Challenges in Cycle Counting

Oct 06, 2017

Joerg Schad


4 min read

Jörg Schad and Johannes Unterstein discuss the challenges of CPU isolation in DC/OS.
TL;DR: DC/OS 1.10 enforces hard CPU limits with CFS isolation for both the Docker Engine and Universal Container runtimes. This gives more predictable performance across all tasks but might lead to a slowdown for tasks (and therefore also deployments) that previously have consumed more CPU cycles than allocated.
Isolating tasks is an essential function of container schedulers such as DC/OS. In this blog post we discuss the different options for isolating CPU resources and the rationale for a recent change in this behavior.
Container isolation has two goals:
  • Isolation should prevent one task from accessing critical information of another task. With containers this is using accomplished using namespaces. Namespaces are a Linux kernel feature that provide a separate namespace for each container akin to each container having its own process ID.
  • Isolation should provide fair and predictable access to resources. This is accomplished with Linux cgroups a Linux kerneo feature that allows you to specify a maximum of CPU cycles or a maximum memory usage per container.
This blog is about the different options for limiting access to CPU cycles in a fair and predictable fashion.
Overview of CPU isolation
As DC/OS uses Apache Mesos at its core, it also uses its isolation mechanisms which are enforced by containerizers.
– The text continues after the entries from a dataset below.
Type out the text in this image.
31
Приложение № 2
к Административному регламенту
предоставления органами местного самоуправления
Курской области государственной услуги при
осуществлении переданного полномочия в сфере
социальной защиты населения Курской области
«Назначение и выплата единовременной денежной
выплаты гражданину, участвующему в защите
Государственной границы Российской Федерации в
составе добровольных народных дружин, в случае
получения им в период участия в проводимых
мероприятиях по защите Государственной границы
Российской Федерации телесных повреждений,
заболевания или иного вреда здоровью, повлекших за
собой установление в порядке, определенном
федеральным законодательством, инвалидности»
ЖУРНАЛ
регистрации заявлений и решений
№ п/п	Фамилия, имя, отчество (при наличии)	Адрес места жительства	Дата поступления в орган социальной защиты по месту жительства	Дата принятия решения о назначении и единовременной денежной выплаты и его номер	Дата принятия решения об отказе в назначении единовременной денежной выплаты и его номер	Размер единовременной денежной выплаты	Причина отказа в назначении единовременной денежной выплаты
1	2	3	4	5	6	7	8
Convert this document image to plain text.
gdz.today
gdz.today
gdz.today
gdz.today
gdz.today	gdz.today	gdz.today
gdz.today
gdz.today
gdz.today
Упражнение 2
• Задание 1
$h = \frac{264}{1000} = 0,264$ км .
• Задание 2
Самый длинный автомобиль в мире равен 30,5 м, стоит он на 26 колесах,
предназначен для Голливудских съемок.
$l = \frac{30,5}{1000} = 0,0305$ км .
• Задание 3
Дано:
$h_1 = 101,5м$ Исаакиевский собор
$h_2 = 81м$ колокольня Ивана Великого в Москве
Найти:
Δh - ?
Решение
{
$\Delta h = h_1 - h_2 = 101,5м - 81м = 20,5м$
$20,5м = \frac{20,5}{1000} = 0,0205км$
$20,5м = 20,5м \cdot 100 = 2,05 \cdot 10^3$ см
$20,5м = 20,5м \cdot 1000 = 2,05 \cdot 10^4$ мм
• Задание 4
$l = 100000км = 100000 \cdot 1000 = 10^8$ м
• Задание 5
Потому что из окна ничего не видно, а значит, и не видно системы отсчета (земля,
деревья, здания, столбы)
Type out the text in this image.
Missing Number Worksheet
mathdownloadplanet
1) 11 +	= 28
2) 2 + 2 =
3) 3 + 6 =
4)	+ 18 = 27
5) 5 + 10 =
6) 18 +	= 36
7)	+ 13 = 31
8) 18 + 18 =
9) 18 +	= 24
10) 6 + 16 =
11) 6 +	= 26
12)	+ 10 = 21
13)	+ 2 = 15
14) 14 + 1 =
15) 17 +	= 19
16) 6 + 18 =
Mesos offers with two different containerizers: Mesos (referred to as UCR in DC/OS) and Docker.
For isolation, both containerizers rely on Linux cgroups.
For CPU isolation, you can use two different cgroups subsystems:

  • CPU shares determine the relative weights of CPU cycles allocated to containers (recall that we use the term container here for different process groups). Imagine a system with two containers: container A has a CPU share of 500 whereas container B has a share of 250. That setup gives container A a relative share of ⅔ of the CPU cycles, whereas container B gets ⅓ of the CPU cycles. If container B is removed from the system, container A can use all of the CPU cycles on that machine. This flexible behavior makes it difficult to achieve predictable CPU performance as CPU performance depends on whether different tasks are co-located on the same CPU.
  • cgroups/cpuset

  • CPU sets assign CPU cores to containers. E.g., you could assign cores 1 and 3 to container A and cores 0 and 2 to container B. While this has the disadvantage that you are partitioning your cluster by cores, it is useful in large NUMA systems where you might want to pin containers to cores that are directly attached to the same memory.
Both solutions have some limitations when it comes to the goal of flexible but predictable performance. This is where the completely fair scheduler (CFS) comes in. It allows strict CPU limitation (i.e., specifying the maximum CPU bandwidth available to a group or hierarchy).
It might seem to be a disadvantage that containers don't receive idle CPU cycles in CFS. However, in production setups predictable performance is a more desirable characteristic.
How does it affect DC/OS users?
When using Apache Mesos you have the choice to use CPU shares or CFS strict CPU limitations. If you use CPU shares and your host system has free CPU cycles your task can consume more CPU cycles than initially configured in your Marathon app definition. If you use CFS strict CPU limitations, your task can only consume a maximum of CPU time based on your Marathon configuration.
The default configuration for Mesos is to use CPU shares. CFS strict CPU limitations as the default were introduced in DC/OS a while ago, but until recently this configuration was respected only by the Mesos executor and not by the Docker executor. The fix for MESOS-6134 in the latest Mesos release and also included in DC/OS 1.10 removes this limitation.
If you recently upgraded to DC/OS 1.10 or configured MESOS_CGROUPS_ENABLE_CFS=true in your Mesos agent configuration and you are now seeing slow running Docker applications or slow deployments, you probably want to take action!
If you run into such issues, you should increase the required CPU amount in your Marathon app definition. Your apps/deployments are running slowly because they require more CPU cycles than they are able to consume. Thus, the easiest way to solve this issue is to change the resource requirements in your Marathon app definition. Just change the cpus property of your app definition to a higher value and test if this change solves your issues.
In some special cases you may want to change Mesos Agent configuration to not use strict CFS CPU limitations. Maybe the majority of your applications have a CPU peak during startup and a lower consumption afterwards or you have other advanced CPU loads.
If you do not want strict CPU separation, you can change the current default behavior. In this scenario you need to change the configuration for your DC/OS installation as well as your Mesos Agent configurations. First change this line in your dcos-config.yaml to MESOS_CGROUPS_ENABLE_CFS=false. Once this is done, you can perform either a DC/OS re-installation or ssh to all Mesos agent nodes, or simply change the configuration in /opt/mesosphere/etc/mesos-slave-common to MESOS_CGROUPS_ENABLE_CFS=false and restart the Mesos agent process with sudo systemctl restart dcos-mesos-slave. If you are considering changing this configuration, you should also have a look at the Mesos oversubscription feature.